Pratap Chatterjee, managing director of CorpWatch.org.
- Read article: "Big, Easy Iraqi-Style Contracts Flood New Orleans".
http://www.corpwatch.org/print_article.php?id=1264...--------------------------------------------------------------------------------
RUSH TRANSCRIPT
AMY GOODMAN: Pratap Chatterjee, take it from there.
PRATAP CHATTERJEE: Thank you Amy. I want you to remember one name, and that is Carl Strock. He’s the commander of the chief engineer of the Army Corp of Engineers. He’s the man who basically created the no-bid contract for Halliburton to repair the oil pipelines in Iraq. He presided at a meeting at which Bunny Greenhouse, the woman who actually basically blew the whistle on these no-bid illegal contracts was asked the Halliburton people who were sitting in the meeting to leave. He was the man who then demoted her, and asked her, you know, now not to oversee these kinds of contracts. He was then sent to Iraq, where he oversaw all of the Army Corps contracts in Iraq. So, he oversaw the multibillion dollar contracts that Halliburton had.

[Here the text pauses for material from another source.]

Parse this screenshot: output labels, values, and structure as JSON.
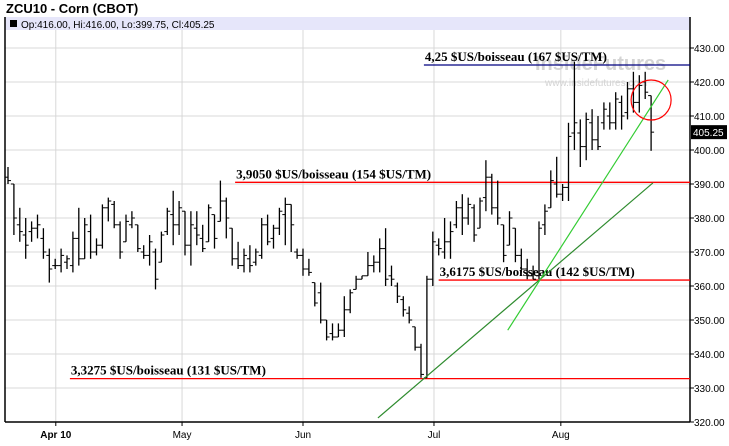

This is the same man now in charge of the Corps of Engineers, and therefore the man who is now issuing no-bid contracts, so-called no-bid contracts to Halliburton. They're not actually no-bid, they're illegal. And the reason is, the Army Corps has no contract with Halliburton. The navy does. These are contracts in Mississippi to fix the navy facilities like the Stennis Space Center. They borrowed a contract from the sister agency and used it to have Halliburton come in and assess the floodwater damage, something they're not supposed to do.
So, now, Carl Strock, the man in charge of the Iraq contract, he is also the man because he was in Iraq, oversaw the fact that this money, that should have been spent in the levees in New Orleans, was diverted to Iraq. Part of the reason was his boss, Robert Flowers, who authorized all of the stuff under the direction of course, of the White House. The White House called the shots. The Army Corps of Engineers if you go back in history is the agency that basically straightened and the Mississippi river and therefore led to the devastating floods, so now, come the 1990's, they said, well, we need to rebuild and correctly so, they need to fix the levee system.
When the bush administration said to them, we need the money for Iraq, they gave them a palate of what they could spend and they what they couldn't. They cut the Army Corps of Engineers spending by 44%. All the individuals who would have fixed the wetlands in Louisiana were helping fix the Iraq’s southern marshes. The man who was in charge was Carl Strock's boss at the time, his name is Robert Flowers. He now has a new job with a company called HNTB. HNTB is based in Kansas City, Missouri. He -- what they do is they build levees.